Herr Bundesrat, sind Sie persönlich eigentlich in einem Ärztenetzwerk?
Alain Berset: Nein. Denn es gibt bei mir im Dorf kein Netzwerk, auch in der weiteren Umgebung nicht. Aber ich verhalte mich schon so, wie wenn ich in einem Netzwerk wäre.

Das heisst?
Ich habe seit über 20 Jahren den gleichen Hausarzt, der hat seine Praxis drei Dörfer weiter weg. Und wenn mir was fehlt, gehe ich zuerst zu ihm. Mein Hausarzt schickt mich dann zum Spezialisten, wenn es nötig ist. Ich bin nicht der Einzige, der sich so verhält, viele machen das freiwillig so.

Wieso wollen Sie es denn als obligatorisch erklären, wenn es freiwillig offenbar schon funktioniert?
Heute gibt es noch zu wenig Ärztenetzwerke, aber häufig existieren sie schon informell. Wir wollen Anreize setzen, damit die Ärzte und andere Leistungserbringer Netzwerke bilden. Genau deshalb braucht es diese Vorlage. Dann wird sich wohl auch mein Arzt einem Netzwerk anschliessen oder eines mitgründen. Zudem: Die Krankenkassen dürfen dann keine Netzwerke mehr betreiben – im Gegensatz zu heute.

Selbst Ihr Vater ist gegen die Vorlage.
Haben Sie mit ihm über dieses Thema gesprochen?

Nein, aber wir wissen es trotzdem.
Wie das? Ich werde ihn fragen.

Als Ständerat waren Sie gegen die Vorlage, jetzt als Bundesrat sind Sie dafür. Ist das nicht etwas opportunistisch?
Nachdem ich mich vertieft mit der Vorlage auseinandergesetzt habe, ist mir klar: Diese Reform ist wichtig. Sie geht in die richtige Richtung, bringt ein notwendiges Steuerungsinstrument für die obligatorische Krankenversicherung. Mit der integrierten Versorgung erhöhen wir die Qualität der Behandlung – insbesondere für die Chronischkranken – und verbessern die Sicherheit für die Patienten. Darin sind sich ja alle einig: Alle sagen, es brauche Netzwerke. Einige Kreise, welche die Vorlage bekämpfen, haben Sonderinteressen.

Sie meinen die Spezialisten, die Angst um ihre hohen Einkommen haben?
Das haben Sie gesagt. Klar ist, dass bei der integrierten Versorgung der Patient in der Regel zuerst den Hausarzt konsultiert.

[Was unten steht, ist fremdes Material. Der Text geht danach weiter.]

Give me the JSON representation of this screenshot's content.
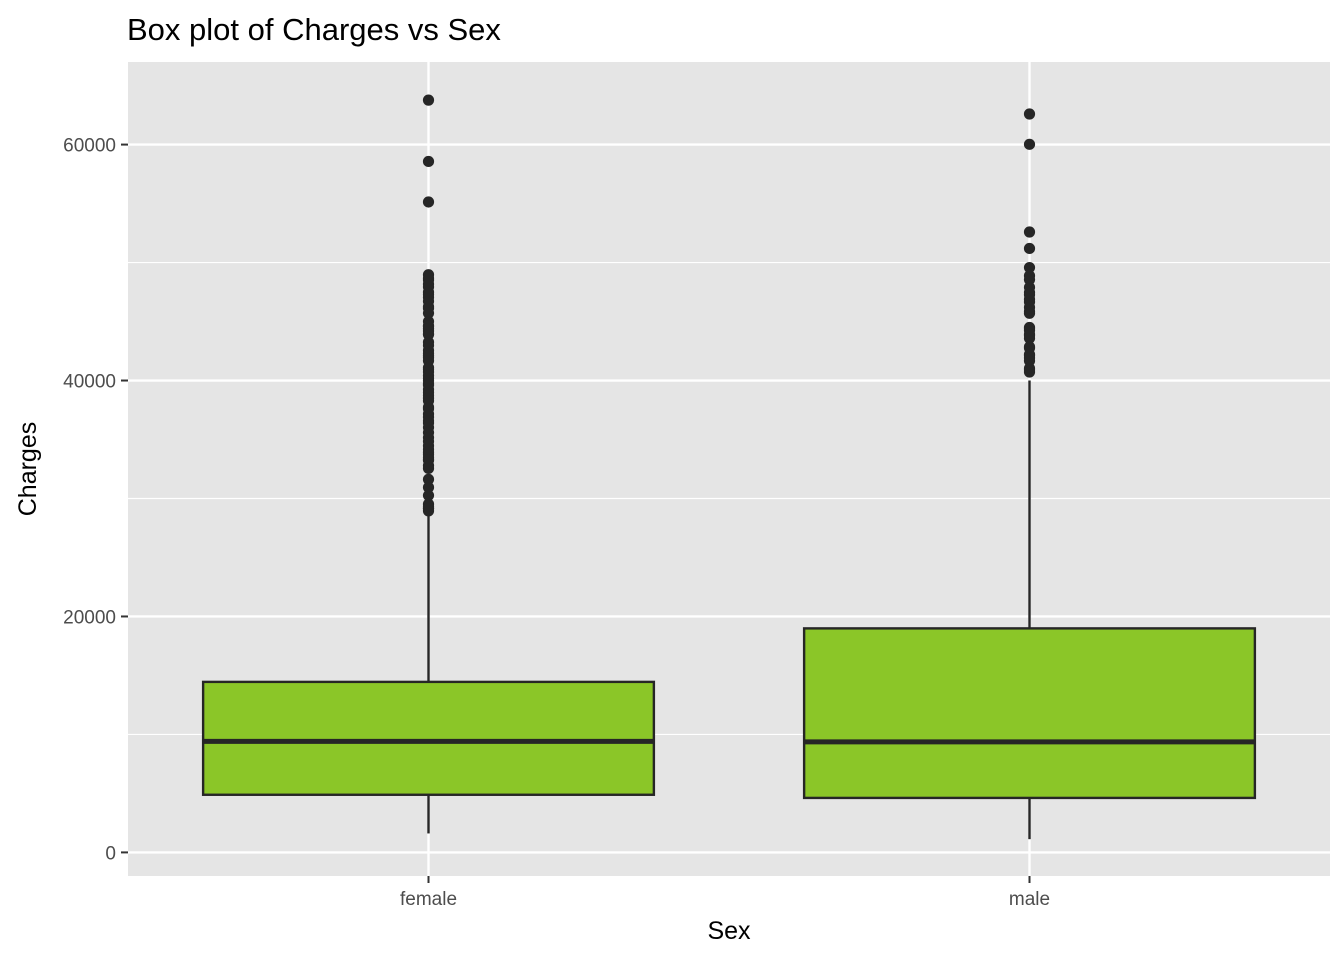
{
  "chart_data": {
    "type": "box",
    "title": "Box plot of Charges vs Sex",
    "xlabel": "Sex",
    "ylabel": "Charges",
    "categories": [
      "female",
      "male"
    ],
    "yticks": [
      0,
      20000,
      40000,
      60000
    ],
    "ylim": [
      -2000,
      67000
    ],
    "grid": true,
    "fill_color": "#8BC628",
    "line_color": "#262626",
    "panel_color": "#E5E5E5",
    "grid_color": "#FFFFFF",
    "boxes": [
      {
        "category": "female",
        "whisker_low": 1607,
        "q1": 4886,
        "median": 9413,
        "q3": 14454,
        "whisker_high": 28950,
        "outliers": [
          63770,
          58571,
          55135,
          48970,
          48673,
          48517,
          48173,
          47928,
          47496,
          47305,
          47055,
          46718,
          46255,
          46130,
          45710,
          45008,
          44641,
          44585,
          44400,
          44202,
          43943,
          43896,
          43254,
          42983,
          42560,
          42303,
          42112,
          41949,
          41676,
          41097,
          40941,
          40720,
          40419,
          40182,
          39983,
          39725,
          39611,
          39241,
          38998,
          38746,
          38511,
          38282,
          37742,
          37607,
          37165,
          36898,
          36580,
          36397,
          36021,
          35585,
          35160,
          34838,
          34472,
          34166,
          33907,
          33732,
          33471,
          33307,
          33242,
          32787,
          32548,
          31620,
          30942,
          30260,
          29523,
          29330,
          29186,
          29141,
          28950
        ]
      },
      {
        "category": "male",
        "whisker_low": 1122,
        "q1": 4619,
        "median": 9370,
        "q3": 18990,
        "whisker_high": 40000,
        "outliers": [
          62593,
          60021,
          52591,
          51195,
          49577,
          48885,
          48549,
          47896,
          47462,
          47269,
          46890,
          46661,
          46200,
          45864,
          45703,
          44501,
          44423,
          44260,
          43921,
          43813,
          43578,
          42857,
          42760,
          42211,
          42124,
          41919,
          41661,
          41034,
          40904,
          40720
        ]
      }
    ]
  }
}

Wie viel sparen die Prämienzahler?
Ich bin mit Kostenschätzungen vorsichtig. Konservative Studien rechnen mit Einsparungen von 9 Prozent. Wenn 60 Prozent der Versicherten einem Netz beitreten, sparen wir rund 1 Milliarde Franken. Die engere Zusammenarbeit und Koordination sowie die Vermeidung von Doppelspurigkeiten verbessern die Qualität und verhindern unnötige Kosten. Bereits heute verzichten rund 3,7 Millionen der Versicherten – also fast die Hälfte – auf die gänzlich freie Arztwahl.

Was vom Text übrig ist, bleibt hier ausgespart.